The last one is the the one he recommends. 


Given what happened to me, Spring's perjury, Nelly Wince's blatant fraud and the obvious whitewashing of it by the Lawyers Professional Responsibility Board, the county attorney's office stating that their are no laws against a lawyer lying in court. Judge Mearly's  subversion of the law and many other criminal and unethical acts by various people, I can relate to Algota's three ways. Indeed, I have done them all. 

I have often felt like a victim, especially so because I am still being victimized every day. The twisting knife in my soul has become the background to my life. 

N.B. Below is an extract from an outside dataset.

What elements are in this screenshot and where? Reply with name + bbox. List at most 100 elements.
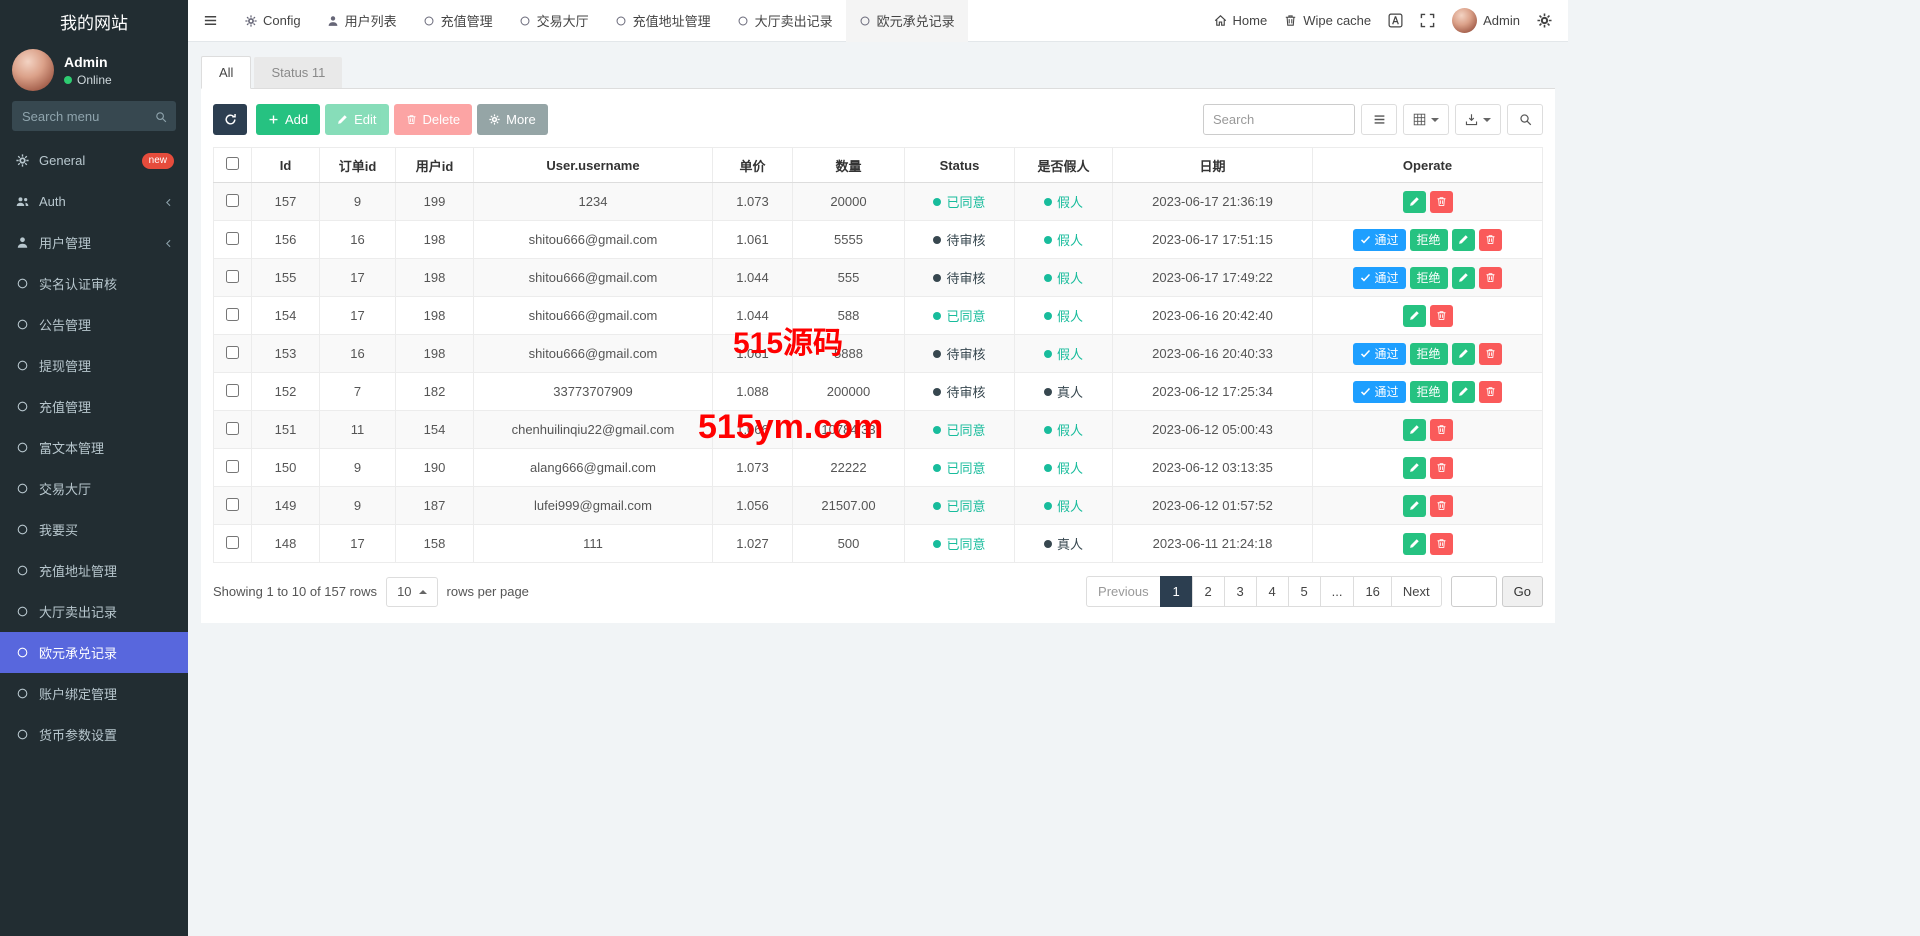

I have also avoided the issue. I have tried not to think about it. I have suppressed the events.  I have focused on education, work, my kids, my relationship with the girl I have been with for many years now. 

I have also addressed the issue and tried to use it to change society for the better. That is why this site exists. Yet, substantive change has eluded me. I am still being forced by the government to reward crimes by others. People are still being victimized every day. People are still dying every day. I must do more.